Now, Covey’s subtle guidance was steering them both towards the same opaque destination. He had approached Seaton far too improbably well-informed about what had gone on with the student party for it to be otherwise. Had Covey set up the business with the chest in Gibson-Hoare’s attic? Certainly the original journal had been ridiculously easy for Seaton to find. Gibson-Hoare, a man versed in the secrets of antiques, would surely not have missed a thing so poorly hidden.
So Covey had sent Seaton on his first innocent visit to the Fischer house. And Seaton had escaped, which had not been at all what Covey had intended. And now Seaton was going back. At Covey’s urging, he was going back. It was all about Seaton, wasn’t it? He himself ranked not much above set-dressing in the overall scheme of things. But why? Was Seaton himself not given to wonder? He looked at the Irishman again. Seaton’s focus was firmly on the road, his thoughts concealed behind the tight eyes and clenched jaw. What possessed the Irishman? More pertinently, what was it that this Irishman possessed?

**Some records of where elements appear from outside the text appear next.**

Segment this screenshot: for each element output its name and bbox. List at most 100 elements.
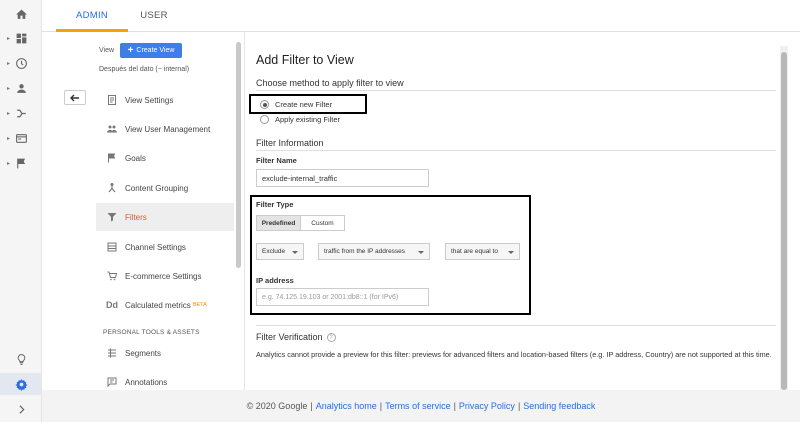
link-terms[interactable]: Terms of service (385, 401, 451, 411)
flag-icon (108, 153, 116, 163)
admin-nav[interactable] (0, 373, 42, 395)
menu-label: Channel Settings (125, 242, 186, 252)
verification-heading-text: Filter Verification (256, 332, 323, 342)
select-value: Exclude (262, 248, 286, 255)
realtime-nav[interactable]: ▸ (0, 52, 42, 74)
menu-goals[interactable]: Goals (96, 144, 234, 172)
verification-heading: Filter Verification? (256, 332, 336, 343)
beta-badge: BETA (192, 302, 207, 308)
radio-label: Create new Filter (275, 100, 333, 109)
menu-label: Filters (125, 212, 147, 222)
toggle-predefined[interactable]: Predefined (257, 216, 301, 230)
include-exclude-select[interactable]: Exclude (256, 243, 304, 260)
radio-selected-icon (260, 100, 269, 109)
dropdown-arrow-icon (508, 251, 514, 254)
toggle-custom[interactable]: Custom (301, 216, 344, 230)
copyright: © 2020 Google (246, 401, 308, 411)
dropdown-arrow-icon (418, 251, 424, 254)
flag-icon (16, 158, 25, 168)
customization-nav[interactable]: ▸ (0, 27, 42, 49)
discover-nav[interactable] (0, 348, 42, 370)
view-selector[interactable]: Después del dato (− internal) (99, 66, 189, 73)
conversions-nav[interactable]: ▸ (0, 152, 42, 174)
link-feedback[interactable]: Sending feedback (523, 401, 595, 411)
link-analytics-home[interactable]: Analytics home (316, 401, 377, 411)
menu-ecommerce-settings[interactable]: E-commerce Settings (96, 262, 234, 290)
select-value: traffic from the IP addresses (324, 248, 406, 255)
condition-select[interactable]: that are equal to (445, 243, 520, 260)
divider (256, 90, 776, 91)
chevron-right-icon (18, 404, 25, 414)
filter-name-label: Filter Name (256, 156, 297, 165)
divider (256, 150, 776, 151)
filter-info-heading: Filter Information (256, 138, 324, 148)
tab-user[interactable]: USER (128, 0, 180, 32)
menu-label: Goals (125, 153, 146, 163)
grouping-icon (108, 183, 116, 193)
segments-icon (108, 348, 116, 358)
method-heading: Choose method to apply filter to view (256, 78, 404, 88)
footer: © 2020 Google | Analytics home | Terms o… (42, 390, 800, 422)
channel-icon (107, 242, 117, 252)
view-label: View (99, 47, 115, 54)
menu-label: E-commerce Settings (125, 271, 202, 281)
personal-tools-heading: PERSONAL TOOLS & ASSETS (103, 329, 200, 336)
create-view-label: Create View (136, 47, 175, 54)
menu-label: Segments (125, 348, 162, 358)
audience-nav[interactable]: ▸ (0, 77, 42, 99)
ip-address-label: IP address (256, 276, 294, 285)
verification-text: Analytics cannot provide a preview for t… (256, 350, 772, 359)
ip-address-input[interactable]: e.g. 74.125.19.103 or 2001:db8::1 (for I… (256, 288, 429, 306)
view-column-scrollbar[interactable] (236, 42, 241, 268)
menu-label: View Settings (125, 95, 174, 105)
left-nav-rail: ▸ ▸ ▸ ▸ ▸ ▸ (0, 0, 42, 422)
menu-label: Annotations (125, 377, 168, 387)
filter-icon (107, 213, 117, 222)
menu-channel-settings[interactable]: Channel Settings (96, 233, 234, 261)
create-view-button[interactable]: + Create View (120, 43, 182, 58)
behavior-nav[interactable]: ▸ (0, 127, 42, 149)
radio-label: Apply existing Filter (275, 115, 341, 124)
select-value: that are equal to (451, 248, 498, 255)
menu-label: Calculated metrics (125, 300, 191, 310)
annotation-icon (107, 377, 117, 388)
cart-icon (107, 271, 118, 281)
menu-view-settings[interactable]: View Settings (96, 86, 234, 114)
radio-apply-existing-filter[interactable]: Apply existing Filter (260, 115, 340, 124)
clock-icon (15, 57, 27, 69)
dropdown-arrow-icon (292, 251, 298, 254)
menu-filters[interactable]: Filters (96, 203, 234, 231)
acquisition-icon (16, 109, 26, 117)
tab-admin[interactable]: ADMIN (56, 0, 128, 32)
main-scrollbar[interactable] (781, 52, 787, 390)
acquisition-nav[interactable]: ▸ (0, 102, 42, 124)
home-nav[interactable] (0, 3, 42, 25)
help-icon[interactable]: ? (326, 333, 336, 343)
filter-name-input[interactable]: exclude-internal_traffic (256, 169, 429, 187)
link-privacy[interactable]: Privacy Policy (459, 401, 515, 411)
view-column: View + Create View Después del dato (− i… (56, 32, 244, 390)
back-button[interactable] (64, 90, 86, 105)
menu-content-grouping[interactable]: Content Grouping (96, 174, 234, 202)
radio-create-new-filter[interactable]: Create new Filter (260, 100, 332, 109)
expand-nav[interactable] (0, 398, 42, 420)
people-icon (107, 125, 117, 133)
menu-label: View User Management (125, 124, 211, 134)
menu-label: Content Grouping (125, 183, 189, 193)
divider (256, 325, 776, 326)
menu-view-user-management[interactable]: View User Management (96, 115, 234, 143)
menu-segments[interactable]: Segments (96, 339, 234, 367)
behavior-icon (15, 133, 27, 143)
top-tabs-bar: ADMIN USER (42, 0, 800, 32)
dd-icon: Dd (106, 300, 118, 310)
add-filter-panel: Add Filter to View Choose method to appl… (245, 32, 800, 390)
lightbulb-icon (17, 353, 25, 365)
page-title: Add Filter to View (256, 53, 354, 67)
home-icon (15, 9, 27, 19)
radio-unselected-icon (260, 115, 269, 124)
filter-type-toggle: Predefined Custom (256, 215, 345, 231)
traffic-source-select[interactable]: traffic from the IP addresses (318, 243, 430, 260)
menu-calculated-metrics[interactable]: Dd Calculated metrics BETA (96, 291, 234, 319)
filter-type-label: Filter Type (256, 200, 294, 209)
plus-icon: + (127, 44, 134, 56)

Mason shook his head slowly and reached a hand into his jacket pocket. His fingers closed on the sharkskin grip of his jackknife. There was comfort in the familiar weight and shape of it, the recognition. The touch of it spread a feeling through him not dissimilar to gratitude, or relief. He would do that, for now, for want of a choice, he decided. He would take what small comfort was available to him from what he recognised, from the precious little that he fully understood.